‘The Hours’ weaves three tales of depression


The Hours

is a brilliant film about three extraordinary women who are
overwhelmed by depression, and these three women live in three
different eras: England of 1921, Los Angeles of 1951, and New York
City, circa 2001.
“The Hours” is a brilliant film about three extraordinary women who are overwhelmed by depression, and these three women live in three different eras: England of 1921, Los Angeles of 1951, and New York City, circa 2001.

Using careful editing and story construction, Director Stephen Daldry artistically weaves the different eras and stories together, showing the connection between the women as they try to make some sense of their lives.

“The Hours” is given its context by a single scene reflecting a terrible moment in the history of literature, when Virginia Woolf (Nicole Kidman), suffering from bouts of severe depression, dropped a large, heavy rock into her coat and proceded to walk into a lake, drowning in the process.

This event is foreshadowed by a conversation with her husband, Leonard (Stephen Dillane), where we discover that Virginia has a history of hearing voices, fainting and feeling so sad that it borders on suicide, but she doesn’t know why.

Her husband decides to move the family from London to the country setting of Richmond, which unfortunately worsens Virginia’s condition, as her sister Vanessa (Miranda Richardson), with her three children by her side, makes Virginia realize what she is missing of the city during her rural life.

Woolf’s condition is contrasted by Laura Brown (Julianne Moore), who in 1951 is similarly suicidal, unhappy with her family life that includes her husband Dan (John C. Rielly) and her 6-year-old son, Richie (Jack Rovello).

She is unfulfilled by her life, ideas that may have come from her recent reading of the Virginia Woolf novel “Mrs.
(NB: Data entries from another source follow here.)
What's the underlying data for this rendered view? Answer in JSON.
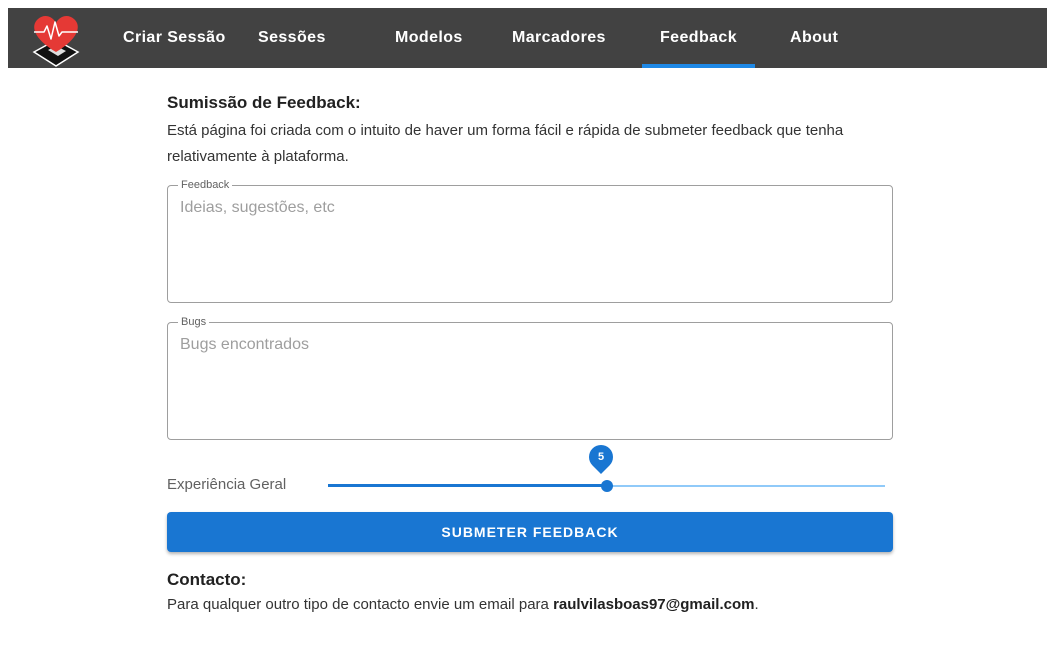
{
  "nav": {
    "items": [
      {
        "label": "Criar Sessão",
        "active": false
      },
      {
        "label": "Sessões",
        "active": false
      },
      {
        "label": "Modelos",
        "active": false
      },
      {
        "label": "Marcadores",
        "active": false
      },
      {
        "label": "Feedback",
        "active": true
      },
      {
        "label": "About",
        "active": false
      }
    ],
    "logo_icon": "heart-monitor-logo-icon"
  },
  "feedback_section": {
    "title": "Sumissão de Feedback:",
    "description": "Está página foi criada com o intuito de haver um forma fácil e rápida de submeter feedback que tenha relativamente à plataforma.",
    "feedback_field": {
      "label": "Feedback",
      "placeholder": "Ideias, sugestões, etc",
      "value": ""
    },
    "bugs_field": {
      "label": "Bugs",
      "placeholder": "Bugs encontrados",
      "value": ""
    },
    "experience": {
      "label": "Experiência Geral",
      "value": "5",
      "min": 0,
      "max": 10,
      "fraction": 0.5
    },
    "submit_label": "SUBMETER FEEDBACK"
  },
  "contact": {
    "title": "Contacto:",
    "text": "Para qualquer outro tipo de contacto envie um email para ",
    "email": "raulvilasboas97@gmail.com",
    "suffix": "."
  },
  "colors": {
    "navbar": "#424242",
    "accent": "#1976d2",
    "active_tab_indicator": "#1e88e5",
    "logo_heart": "#e53935"
  }
}
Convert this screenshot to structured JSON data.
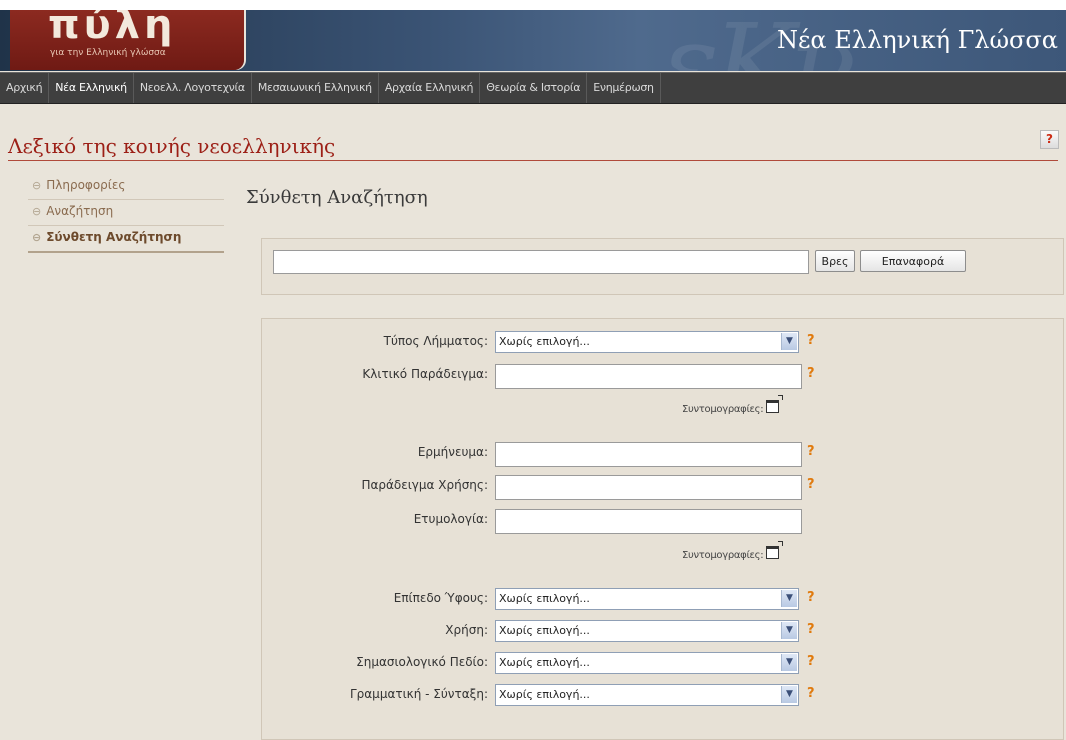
{
  "header": {
    "logo_word": "πύλη",
    "logo_tagline": "για την Ελληνική γλώσσα",
    "site_title": "Νέα Ελληνική Γλώσσα"
  },
  "nav": {
    "items": [
      {
        "label": "Αρχική"
      },
      {
        "label": "Νέα Ελληνική"
      },
      {
        "label": "Νεοελλ. Λογοτεχνία"
      },
      {
        "label": "Μεσαιωνική Ελληνική"
      },
      {
        "label": "Αρχαία Ελληνική"
      },
      {
        "label": "Θεωρία & Ιστορία"
      },
      {
        "label": "Ενημέρωση"
      }
    ]
  },
  "dictionary": {
    "title": "Λεξικό της κοινής νεοελληνικής",
    "help_label": "?"
  },
  "sidebar": {
    "items": [
      {
        "label": "Πληροφορίες"
      },
      {
        "label": "Αναζήτηση"
      },
      {
        "label": "Σύνθετη Αναζήτηση"
      }
    ]
  },
  "main": {
    "title": "Σύνθετη Αναζήτηση",
    "search": {
      "value": "",
      "find_button": "Βρες",
      "reset_button": "Επαναφορά"
    },
    "form": {
      "lemma_type": {
        "label": "Τύπος Λήμματος:",
        "value": "Χωρίς επιλογή..."
      },
      "inflection_example": {
        "label": "Κλιτικό Παράδειγμα:",
        "value": ""
      },
      "abbreviations_label": "Συντομογραφίες:",
      "definition": {
        "label": "Ερμήνευμα:",
        "value": ""
      },
      "usage_example": {
        "label": "Παράδειγμα Χρήσης:",
        "value": ""
      },
      "etymology": {
        "label": "Ετυμολογία:",
        "value": ""
      },
      "style_level": {
        "label": "Επίπεδο Ύφους:",
        "value": "Χωρίς επιλογή..."
      },
      "usage": {
        "label": "Χρήση:",
        "value": "Χωρίς επιλογή..."
      },
      "semantic_field": {
        "label": "Σημασιολογικό Πεδίο:",
        "value": "Χωρίς επιλογή..."
      },
      "grammar_syntax": {
        "label": "Γραμματική - Σύνταξη:",
        "value": "Χωρίς επιλογή..."
      },
      "help_label": "?",
      "dropdown_arrow": "▼"
    }
  },
  "colors": {
    "accent_red": "#9c1f16",
    "help_orange": "#e07a0e",
    "nav_bg": "#3f3f3f",
    "header_bg": "#3a5374",
    "page_bg": "#e9e4da"
  },
  "icons": {
    "sidebar_bullet": "⊖",
    "abbreviation_window": "window-icon"
  }
}
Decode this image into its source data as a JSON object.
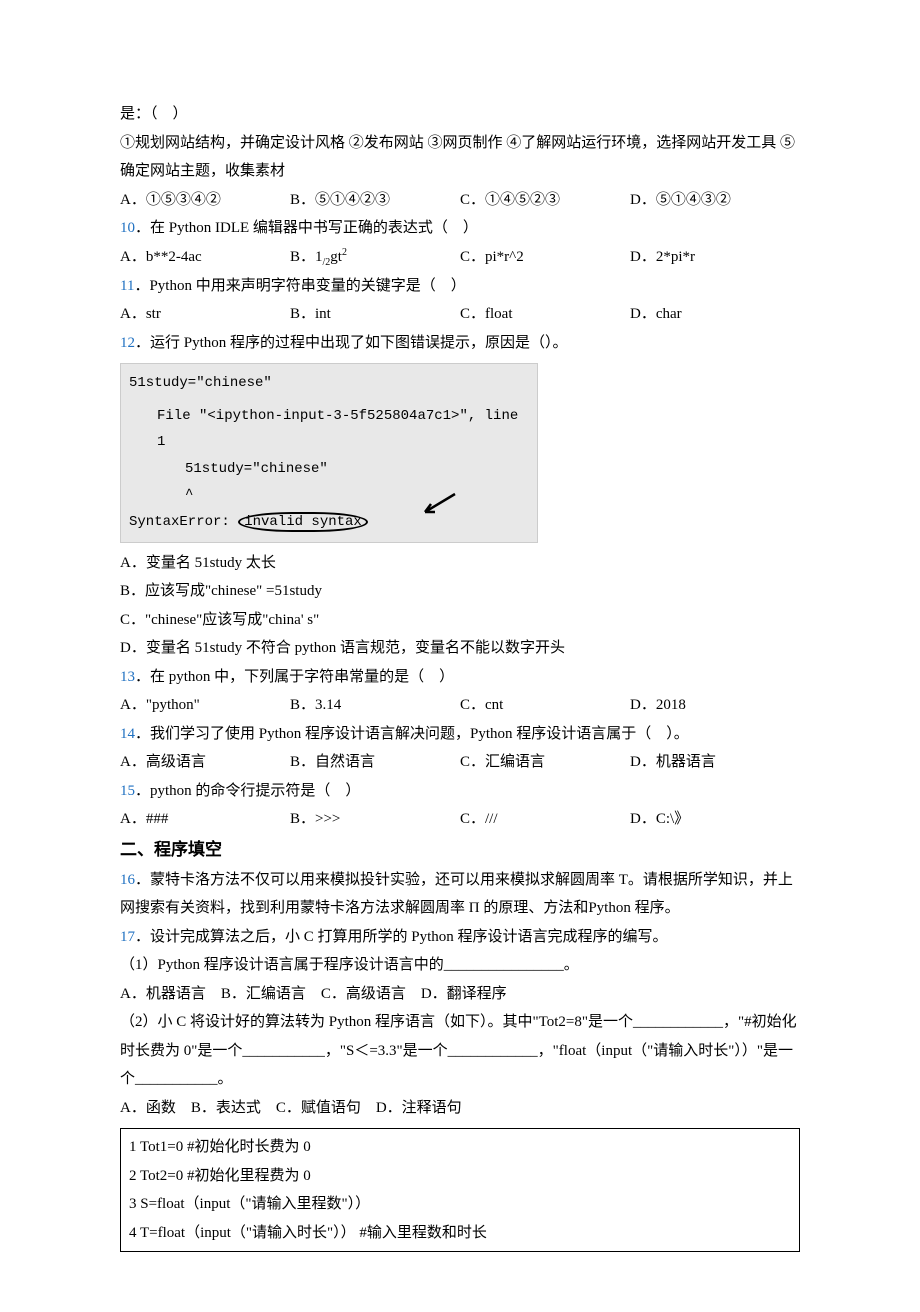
{
  "q9": {
    "stem_line1": "是：（　）",
    "stem_line2": "①规划网站结构，并确定设计风格 ②发布网站 ③网页制作 ④了解网站运行环境，选择网站开发工具 ⑤确定网站主题，收集素材",
    "opts": {
      "A": "A．①⑤③④②",
      "B": "B．⑤①④②③",
      "C": "C．①④⑤②③",
      "D": "D．⑤①④③②"
    }
  },
  "q10": {
    "num": "10",
    "stem": "．在 Python IDLE 编辑器中书写正确的表达式（　）",
    "opts": {
      "A": "A．b**2-4ac",
      "B_pre": "B．1",
      "B_sub": "/2",
      "B_mid": "gt",
      "B_sup": "2",
      "C": "C．pi*r^2",
      "D": "D．2*pi*r"
    }
  },
  "q11": {
    "num": "11",
    "stem": "．Python 中用来声明字符串变量的关键字是（　）",
    "opts": {
      "A": "A．str",
      "B": "B．int",
      "C": "C．float",
      "D": "D．char"
    }
  },
  "q12": {
    "num": "12",
    "stem": "．运行 Python 程序的过程中出现了如下图错误提示，原因是（）。",
    "code": {
      "l1": "51study=\"chinese\"",
      "l2": "File \"<ipython-input-3-5f525804a7c1>\", line 1",
      "l3": "51study=\"chinese\"",
      "l4": "^",
      "l5a": "SyntaxError: ",
      "l5b": "invalid syntax"
    },
    "opts": {
      "A": "A．变量名 51study 太长",
      "B": "B．应该写成\"chinese\" =51study",
      "C": "C．\"chinese\"应该写成\"china' s\"",
      "D": "D．变量名 51study 不符合 python 语言规范，变量名不能以数字开头"
    }
  },
  "q13": {
    "num": "13",
    "stem": "．在 python 中，下列属于字符串常量的是（　）",
    "opts": {
      "A": "A．\"python\"",
      "B": "B．3.14",
      "C": "C．cnt",
      "D": "D．2018"
    }
  },
  "q14": {
    "num": "14",
    "stem": "．我们学习了使用 Python 程序设计语言解决问题，Python 程序设计语言属于（　）。",
    "opts": {
      "A": "A．高级语言",
      "B": "B．自然语言",
      "C": "C．汇编语言",
      "D": "D．机器语言"
    }
  },
  "q15": {
    "num": "15",
    "stem": "．python 的命令行提示符是（　）",
    "opts": {
      "A": "A．###",
      "B": "B．>>>",
      "C": "C．///",
      "D": "D．C:\\》"
    }
  },
  "section2": "二、程序填空",
  "q16": {
    "num": "16",
    "stem": "．蒙特卡洛方法不仅可以用来模拟投针实验，还可以用来模拟求解圆周率 T。请根据所学知识，并上网搜索有关资料，找到利用蒙特卡洛方法求解圆周率 Π 的原理、方法和Python 程序。"
  },
  "q17": {
    "num": "17",
    "stem": "．设计完成算法之后，小 C 打算用所学的 Python 程序设计语言完成程序的编写。",
    "part1": "（1）Python 程序设计语言属于程序设计语言中的________________。",
    "part1_opts": "A．机器语言　B．汇编语言　C．高级语言　D．翻译程序",
    "part2": "（2）小 C 将设计好的算法转为 Python 程序语言（如下）。其中\"Tot2=8\"是一个____________，\"#初始化时长费为 0\"是一个___________，\"S＜=3.3\"是一个____________，\"float（input（\"请输入时长\"））\"是一个___________。",
    "part2_opts": "A．函数　B．表达式　C．赋值语句　D．注释语句",
    "code": {
      "l1": "1 Tot1=0  #初始化时长费为 0",
      "l2": "2 Tot2=0  #初始化里程费为 0",
      "l3": "3 S=float（input（\"请输入里程数\"））",
      "l4": "4 T=float（input（\"请输入时长\"）） #输入里程数和时长"
    }
  }
}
Dalloway,” about an old woman reliving her life through thoughts, and then pondering the choices she made that could have been quite different.

The third woman’s story is that of the modern Clarissa Vaughan (Meryl Streep), who stops by daily to care for Richard Brown, a poet dying of AIDS, and also happens to be the son of Laura Brown, Julianne Moore’s character. Clarissa feels compelled to care for Richard because of her relationship with his lover and her former lover, Louis Waters (Jeff Daniels), but she doesn’t quite know why she does what she does.

The connections between these women is startling, as Woolf starts the story, Laura Brown reads her novel, and Clarissa provides care for the son of Laura Brown.

Cinematographer Seamus McGarvey captures the spirit of each era with his use of color, using dark tones for the ’20s; bright, unrealistic colors for the ’50s; and a modern design for the contmporary era. The editing is swift and allows us to go back and forth across time, showing the psychological bonds between the three women.

There also is a discreet lesbian motif, as the depressed Virginia Woolf kisses her sister Vanessa on the lips while Vanessa’s boy watches confusingly. This is contrasted by the kissing sisters Laura and Kitty (Toni Collette) and becomes the relationship of modern Clarissa and her live-in girlfriend, Sally (Allison Janney).

“The Hours” is a heart-tugging drama that won the Best Film award from the National Board of Review, and it deserves the praise. Meryl Streep, Nicole Kidman and Julianne Moore transcend the art of acting to new hights, exploring the nature of humanity through their tortured feminine characters.

THE HOURS. Directed by Stephen Daldry. Screenplay by David Hare. With Meryl Streep, Julianne Moore and Nicole Kidman. Rated PG-13(language, mature themes), 115 minutes. Now playing at Bay Area theaters.